Cuando el Mayordomo Sun llevó a Qin Xiaoliu al patio principal, Daohua estaba ocupada calculando los ingresos y gastos de las tiendas de flores y verduras durante el período de Año Nuevo.
—Joven dama, he traído a la persona —dijo el Mayordomo Sun.
Daohua levantó la vista hacia Qin Xiaoliu, quien parecía completamente apropiado, ansioso por mirar alrededor pero sin atreverse a hacerlo.
No pudo evitar sonreír.
—Mayordomo Sun, continúa con tus asuntos.
Yo me encargo de aquí.
El Mayordomo Sun asintió y se marchó.
—Hermano Xiaoliu.
Con el Mayordomo Sun fuera, Daohua comenzó a hablar.
Sin el Mayordomo Sun a su lado, Qin Xiaoliu pareció soltar un suspiro de alivio.
Al escuchar que Daohua lo llamaba, inmediatamente levantó la vista, pero recordando las reglas que había aprendido en estos días, rápidamente bajó la mirada de nuevo, —Dao…
joven dama.
—Pfft~
Al verlo así, Daohua lo encontró tan divertido que no pudo contenerse.
—Hermano Xiaoliu, estamos solos ahora, no necesitas ser tan formal.
Siéntate y hablemos.
Qin Xiaoliu miró la silla, luego sacudió la cabeza resueltamente.
—Joven dama, me siento más cómodo de pie.
Al ver esto, Daohua no insistió y preguntó, —Hermano Xiaoliu, ¿deseas trabajar para mí?
Qin Xiaoliu asintió con entusiasmo.
—Sí, por supuesto que sí.
Pero, ¿puedo preguntar, qué necesitarías que hiciera exactamente?
Daohua explicó, —Verás, tengo varias fincas y tiendas.
No siempre puedo salir yo misma, así que necesito a alguien que ayude a supervisarlas, para ver si alguien está siendo engañoso o insubordinado, y cosas por el estilo.
Los ojos de Qin Xiaoliu se agrandaron.
—¿Eso no me convierte entonces en un mayordomo?
Daohua asintió.
—¡Exactamente!
Al principio, Qin Xiaoliu estaba encantado, pero luego se volvió algo ansioso.
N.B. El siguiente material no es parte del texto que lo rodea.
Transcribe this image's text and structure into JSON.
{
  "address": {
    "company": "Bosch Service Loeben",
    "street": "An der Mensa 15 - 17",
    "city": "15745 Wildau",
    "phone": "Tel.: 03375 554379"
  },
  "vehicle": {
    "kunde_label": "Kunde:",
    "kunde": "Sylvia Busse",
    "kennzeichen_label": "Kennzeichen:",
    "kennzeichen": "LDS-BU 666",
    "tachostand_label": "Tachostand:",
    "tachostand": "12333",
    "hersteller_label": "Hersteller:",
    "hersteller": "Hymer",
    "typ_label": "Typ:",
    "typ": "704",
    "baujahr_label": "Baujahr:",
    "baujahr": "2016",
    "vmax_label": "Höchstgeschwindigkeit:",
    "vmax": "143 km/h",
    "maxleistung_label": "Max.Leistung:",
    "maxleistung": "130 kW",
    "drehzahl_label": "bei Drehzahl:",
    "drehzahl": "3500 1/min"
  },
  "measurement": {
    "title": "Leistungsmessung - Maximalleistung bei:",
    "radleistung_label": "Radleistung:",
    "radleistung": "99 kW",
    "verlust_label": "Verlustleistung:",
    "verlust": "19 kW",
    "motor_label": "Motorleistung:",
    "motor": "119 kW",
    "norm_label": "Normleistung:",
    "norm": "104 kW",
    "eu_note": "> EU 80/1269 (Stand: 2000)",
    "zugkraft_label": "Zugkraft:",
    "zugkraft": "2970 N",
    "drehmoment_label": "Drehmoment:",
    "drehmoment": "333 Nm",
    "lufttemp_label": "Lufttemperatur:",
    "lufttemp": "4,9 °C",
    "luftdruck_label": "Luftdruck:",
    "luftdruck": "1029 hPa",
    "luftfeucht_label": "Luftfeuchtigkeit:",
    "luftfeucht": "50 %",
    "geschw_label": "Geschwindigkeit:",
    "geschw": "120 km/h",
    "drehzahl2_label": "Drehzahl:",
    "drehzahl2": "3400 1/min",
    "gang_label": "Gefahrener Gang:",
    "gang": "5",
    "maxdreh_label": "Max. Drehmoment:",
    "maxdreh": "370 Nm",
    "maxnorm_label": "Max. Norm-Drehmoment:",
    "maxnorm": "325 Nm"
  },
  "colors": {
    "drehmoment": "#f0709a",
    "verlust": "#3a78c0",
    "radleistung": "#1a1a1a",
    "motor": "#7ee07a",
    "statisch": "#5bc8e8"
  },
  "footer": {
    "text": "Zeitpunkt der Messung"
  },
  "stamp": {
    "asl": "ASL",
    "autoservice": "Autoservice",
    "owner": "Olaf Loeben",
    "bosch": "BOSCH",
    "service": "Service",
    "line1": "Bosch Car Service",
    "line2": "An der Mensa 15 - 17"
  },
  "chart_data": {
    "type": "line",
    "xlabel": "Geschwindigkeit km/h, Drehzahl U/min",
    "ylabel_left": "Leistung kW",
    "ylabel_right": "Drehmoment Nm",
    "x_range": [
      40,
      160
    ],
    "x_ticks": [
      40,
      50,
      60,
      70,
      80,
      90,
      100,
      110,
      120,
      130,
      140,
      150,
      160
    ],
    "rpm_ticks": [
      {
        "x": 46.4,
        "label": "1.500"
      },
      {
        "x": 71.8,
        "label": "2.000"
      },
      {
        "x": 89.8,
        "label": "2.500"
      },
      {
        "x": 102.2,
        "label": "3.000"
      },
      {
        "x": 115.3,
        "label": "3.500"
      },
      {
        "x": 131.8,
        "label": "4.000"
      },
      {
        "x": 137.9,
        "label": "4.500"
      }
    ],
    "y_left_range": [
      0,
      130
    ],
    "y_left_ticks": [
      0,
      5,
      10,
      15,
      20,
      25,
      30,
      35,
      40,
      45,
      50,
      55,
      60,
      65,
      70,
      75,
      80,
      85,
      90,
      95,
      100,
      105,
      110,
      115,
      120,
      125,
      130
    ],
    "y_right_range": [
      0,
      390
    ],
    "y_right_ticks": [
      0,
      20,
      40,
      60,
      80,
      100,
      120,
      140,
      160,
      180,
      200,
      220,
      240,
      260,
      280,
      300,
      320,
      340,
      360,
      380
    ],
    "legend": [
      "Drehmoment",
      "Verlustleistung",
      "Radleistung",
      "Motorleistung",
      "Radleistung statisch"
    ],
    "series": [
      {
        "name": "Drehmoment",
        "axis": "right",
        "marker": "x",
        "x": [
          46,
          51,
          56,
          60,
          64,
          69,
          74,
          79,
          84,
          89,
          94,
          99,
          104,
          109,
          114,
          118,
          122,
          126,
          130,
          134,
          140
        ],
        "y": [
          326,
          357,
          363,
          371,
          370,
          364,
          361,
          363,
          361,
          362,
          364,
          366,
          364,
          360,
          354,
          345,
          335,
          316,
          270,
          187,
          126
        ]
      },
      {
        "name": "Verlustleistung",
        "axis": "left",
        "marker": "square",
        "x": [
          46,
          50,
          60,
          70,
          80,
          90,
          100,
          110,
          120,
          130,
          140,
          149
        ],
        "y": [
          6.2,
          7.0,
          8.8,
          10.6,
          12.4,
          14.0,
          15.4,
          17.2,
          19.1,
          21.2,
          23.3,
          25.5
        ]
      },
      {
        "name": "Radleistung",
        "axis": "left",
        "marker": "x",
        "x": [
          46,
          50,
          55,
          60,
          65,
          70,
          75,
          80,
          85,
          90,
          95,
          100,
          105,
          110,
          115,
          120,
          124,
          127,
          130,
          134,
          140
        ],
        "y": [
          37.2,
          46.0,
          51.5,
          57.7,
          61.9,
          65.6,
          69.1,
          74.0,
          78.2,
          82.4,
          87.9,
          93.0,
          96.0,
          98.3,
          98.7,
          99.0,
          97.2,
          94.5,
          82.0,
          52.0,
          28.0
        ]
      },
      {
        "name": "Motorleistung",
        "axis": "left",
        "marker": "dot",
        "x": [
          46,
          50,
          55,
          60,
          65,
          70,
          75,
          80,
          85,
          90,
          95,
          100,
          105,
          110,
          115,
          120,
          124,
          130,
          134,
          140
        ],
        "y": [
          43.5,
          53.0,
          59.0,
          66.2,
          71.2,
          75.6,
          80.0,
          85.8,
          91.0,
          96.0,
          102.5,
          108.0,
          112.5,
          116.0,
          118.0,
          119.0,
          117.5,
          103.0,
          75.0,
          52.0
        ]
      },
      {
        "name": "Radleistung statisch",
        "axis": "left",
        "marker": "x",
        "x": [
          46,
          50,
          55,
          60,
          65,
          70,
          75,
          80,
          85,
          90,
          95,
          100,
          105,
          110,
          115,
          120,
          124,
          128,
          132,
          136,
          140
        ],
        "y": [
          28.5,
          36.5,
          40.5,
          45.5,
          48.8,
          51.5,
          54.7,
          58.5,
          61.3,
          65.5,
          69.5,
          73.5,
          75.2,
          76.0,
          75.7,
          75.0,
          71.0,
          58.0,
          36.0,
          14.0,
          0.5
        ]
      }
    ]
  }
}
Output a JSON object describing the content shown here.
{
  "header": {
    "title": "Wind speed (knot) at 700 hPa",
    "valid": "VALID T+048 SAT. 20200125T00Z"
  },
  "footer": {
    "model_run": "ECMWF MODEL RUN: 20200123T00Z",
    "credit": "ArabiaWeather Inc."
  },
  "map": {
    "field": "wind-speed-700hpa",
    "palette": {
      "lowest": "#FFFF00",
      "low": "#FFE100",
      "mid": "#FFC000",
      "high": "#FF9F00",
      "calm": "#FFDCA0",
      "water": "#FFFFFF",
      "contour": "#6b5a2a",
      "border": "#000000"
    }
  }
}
—Joven dama, ¿estoy a la altura de la tarea?
Daohua lo tranquilizó, —Creo que puedes hacerlo.
Puede ser desconocido al principio, pero no te preocupes, haré que el Mayordomo Sun de la tienda te enseñe las cuerdas.
Reforzado por la confianza de Daohua, Qin Xiaoliu enderezó el pecho y juró solemnemente, —Joven dama, descansa tranquila, estudiaré diligentemente con el Mayordomo Sun y aseguraré que tus fincas y tiendas estén bien cuidadas.
Daohua sonrió, asintió y le lanzó a Qin Xiaoliu una mirada que decía, ‘confío en ti’.